Why am I getting no order of magnitude for the error in a Newton-Raphson method problem?

Question

Here is the sequence equation I am given: $$ a_{k+1} = \frac{1}{2}\left( a_k+ \frac{n}{a_k} \right) $$ I am also given $n = 50$ and $a_0 = 7$.

This is what I calculated: $$ a_1 = \frac{99}{14}, \quad a_2 = \frac{19601}{2772}, \quad a_3 = \frac{54608393}{7722793}. $$

At the end I am supposed to state the order of magnitude of the difference $\sqrt{n} - a_3$.

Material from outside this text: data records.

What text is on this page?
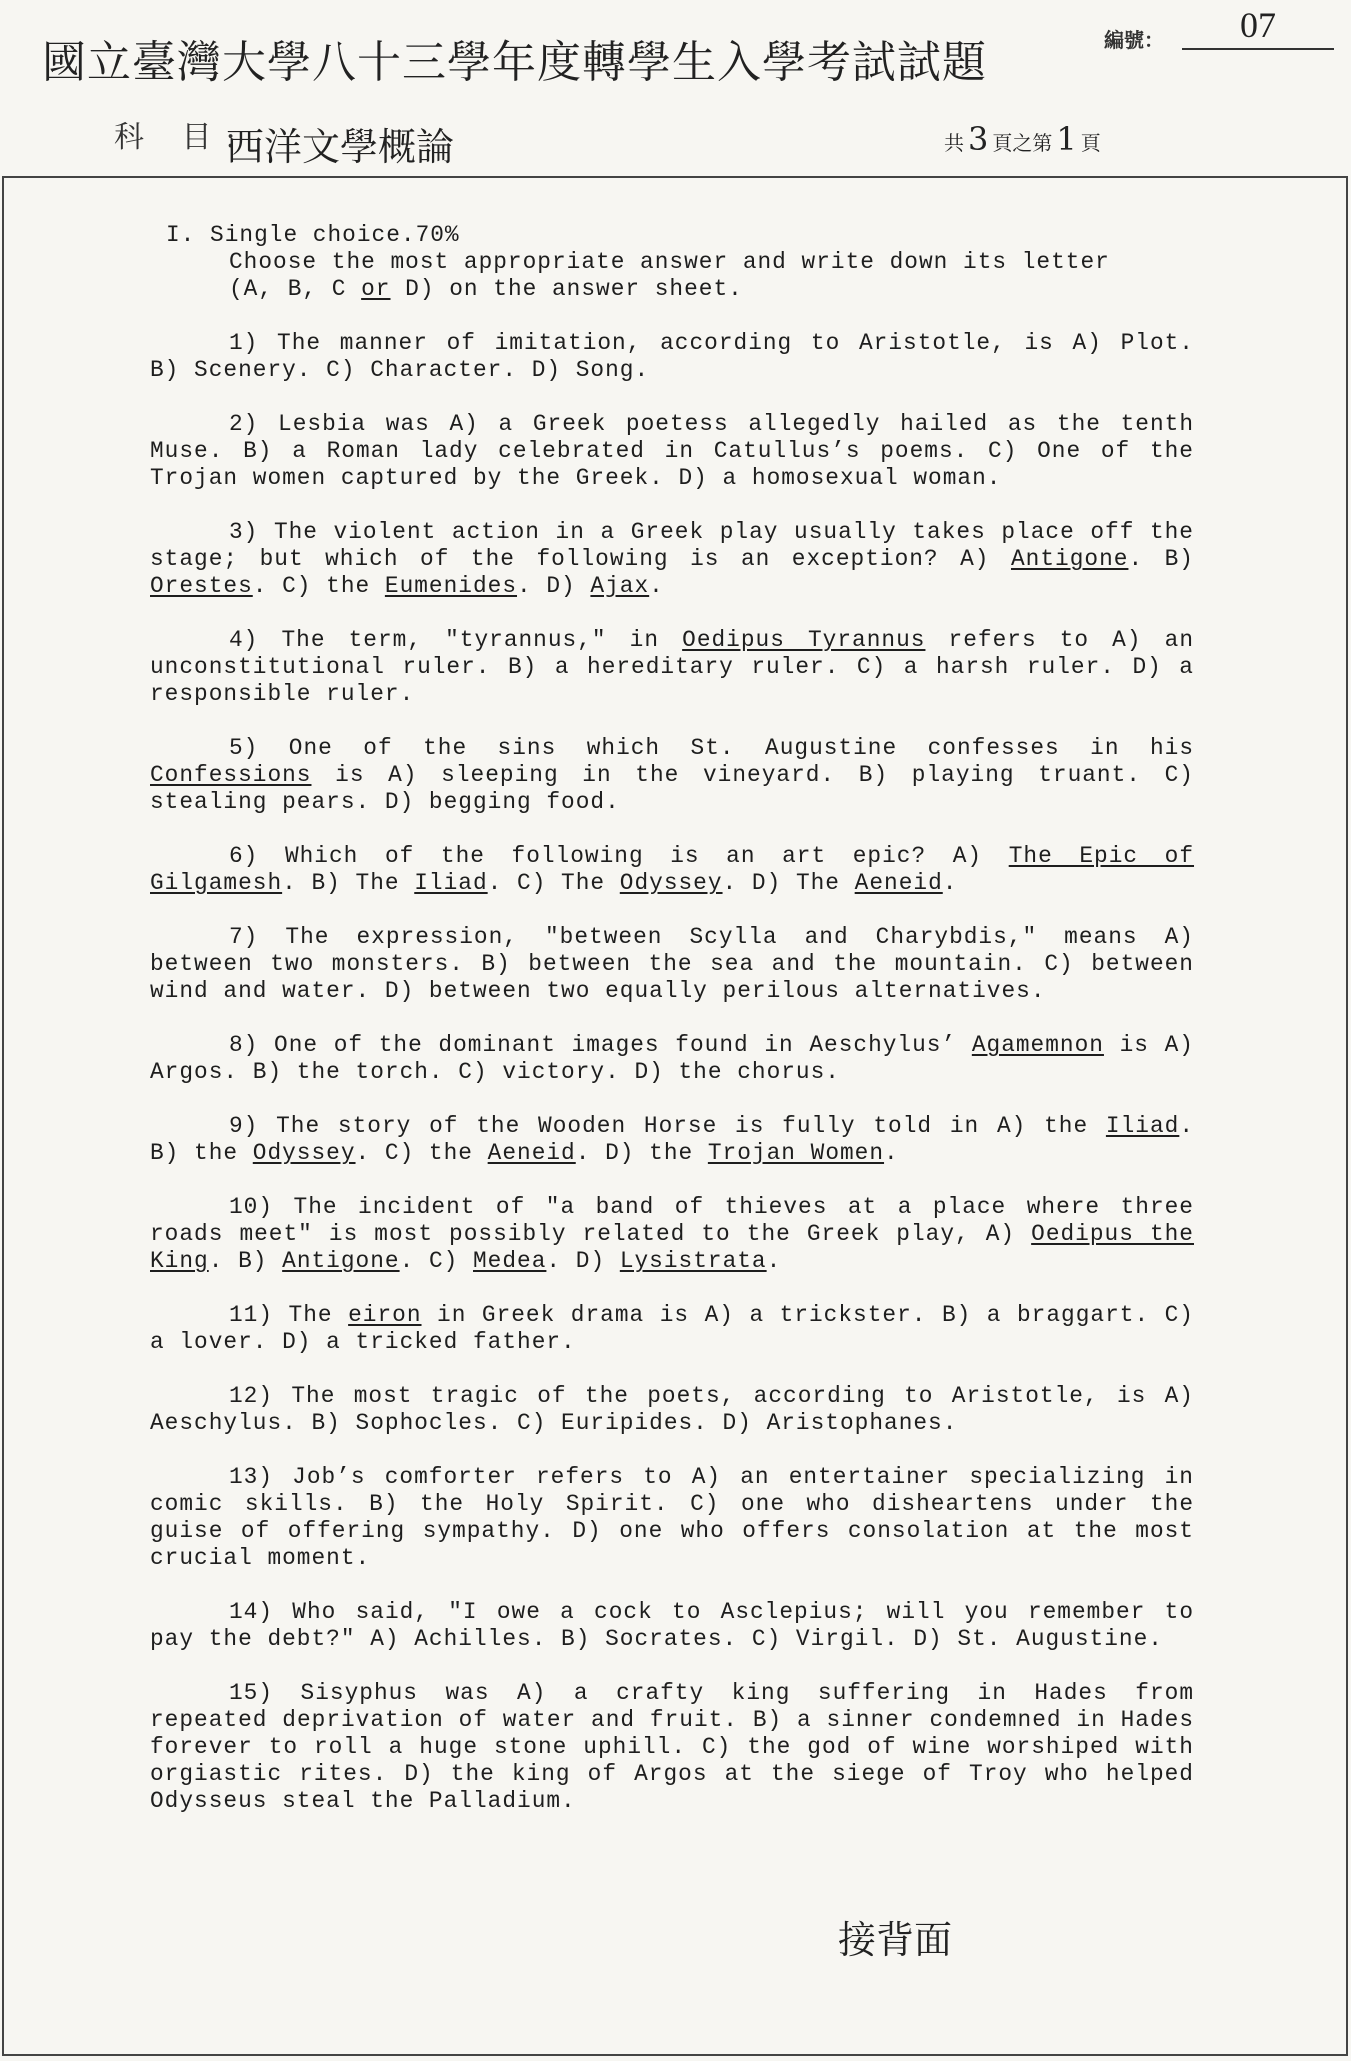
國立臺灣大學八十三學年度轉學生入學考試試題	編號：	07
科 目:
西洋文學概論	共 3 頁之第 1 頁

I. Single choice.70%

Choose the most appropriate answer and write down its letter

(A, B, C or D) on the answer sheet.

1) The manner of imitation, according to Aristotle, is A) Plot. B) Scenery. C) Character. D) Song.

2) Lesbia was A) a Greek poetess allegedly hailed as the tenth Muse. B) a Roman lady celebrated in Catullus’s poems. C) One of the Trojan women captured by the Greek. D) a homosexual woman.

3) The violent action in a Greek play usually takes place off the stage; but which of the following is an exception? A) Antigone. B) Orestes. C) the Eumenides. D) Ajax.

4) The term, "tyrannus," in Oedipus Tyrannus refers to A) an unconstitutional ruler. B) a hereditary ruler. C) a harsh ruler. D) a responsible ruler.

5) One of the sins which St. Augustine confesses in his Confessions is A) sleeping in the vineyard. B) playing truant. C) stealing pears. D) begging food.

6) Which of the following is an art epic? A) The Epic of Gilgamesh. B) The Iliad. C) The Odyssey. D) The Aeneid.

7) The expression, "between Scylla and Charybdis," means A) between two monsters. B) between the sea and the mountain. C) between wind and water. D) between two equally perilous alternatives.

8) One of the dominant images found in Aeschylus’ Agamemnon is A) Argos. B) the torch. C) victory. D) the chorus.

9) The story of the Wooden Horse is fully told in A) the Iliad. B) the Odyssey. C) the Aeneid. D) the Trojan Women.

10) The incident of "a band of thieves at a place where three roads meet" is most possibly related to the Greek play, A) Oedipus the King. B) Antigone. C) Medea. D) Lysistrata.

11) The eiron in Greek drama is A) a trickster. B) a braggart. C) a lover. D) a tricked father.

12) The most tragic of the poets, according to Aristotle, is A) Aeschylus. B) Sophocles. C) Euripides. D) Aristophanes.

13) Job’s comforter refers to A) an entertainer specializing in comic skills. B) the Holy Spirit. C) one who disheartens under the guise of offering sympathy. D) one who offers consolation at the most crucial moment.

14) Who said, "I owe a cock to Asclepius; will you remember to pay the debt?" A) Achilles. B) Socrates. C) Virgil. D) St. Augustine.

15) Sisyphus was A) a crafty king suffering in Hades from repeated deprivation of water and fruit. B) a sinner condemned in Hades forever to roll a huge stone uphill. C) the god of wine worshiped with orgiastic rites. D) the king of Argos at the siege of Troy who helped Odysseus steal the Palladium.

接背面
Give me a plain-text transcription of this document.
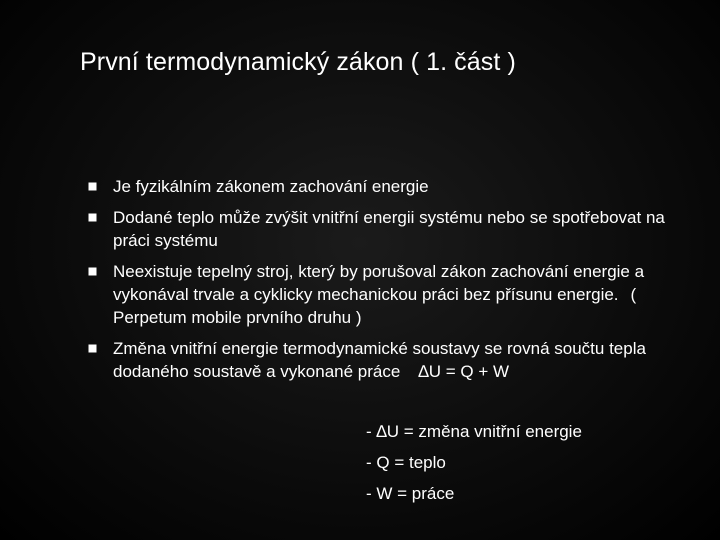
První termodynamický zákon ( 1. část )
Je fyzikálním zákonem zachování energie
Dodané teplo může zvýšit vnitřní energii systému nebo se spotřebovat na práci systému
Neexistuje tepelný stroj, který by porušoval zákon zachování energie a vykonával trvale a cyklicky mechanickou práci bez přísunu energie. ( Perpetum mobile prvního druhu )
Změna vnitřní energie termodynamické soustavy se rovná součtu tepla dodaného soustavě a vykonané práce ∆U = Q + W
- ∆U = změna vnitřní energie
- Q = teplo
- W = práce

So for this problem: $\sqrt{50} - \frac {54608393}{7722793}$

But when I plug it into excel I get $0.00$ repeating zeros no matter how far I go. How can there be no error? Am I doing the formula wrong or am I doing something in excel wrong? Thank you in advance for any help.

Answer 1

Excel does floating-point arithmetic with limited precision. Evidently it evaluates $\sqrt{50}$ and $54608393/7722793$ to the same floating-point number.

You could try Wolfram Alpha.

Answer 2

Note that the $a_n$ are the iterations obtained by applying Newton's method to solve $f(x) = 0$ where $f(x) = x^2-n$. Hence $f(\sqrt{n}) = 0$, and the update rule becomes $a_{n+1} = a_n - { f(a_n) \over f'(a_n)}$.

Note that $f(a_n)-f(\sqrt{n}) = f'(\sqrt{n})(a_n-\sqrt{n})+ {1 \over 2} f''(\xi_n)(a_n-\sqrt{n})^2$ and so ${f(a_n)-f(\sqrt{n}) \over f'(\sqrt{n})} = a_n-\sqrt{n} +{1 \over \sqrt{n}} (a_n-\sqrt{n})^2$, and so using the update formula (and a little rearranging of the formula), we get $(a_{n+1}-\sqrt{n}) = -{1 \over \sqrt{n}} (a_n-\sqrt{n})^2$.

Using Excel, we get $\sqrt{50}-a_2 \approx -10^{-8}$, hence the previous formula shows that $\sqrt{50}-a_3 \approx -{1 \over \sqrt{50}} 10^{-16}$.

Generally, Newton converges quadratically, and so near a solution, the precision of the answer doubles each iteration.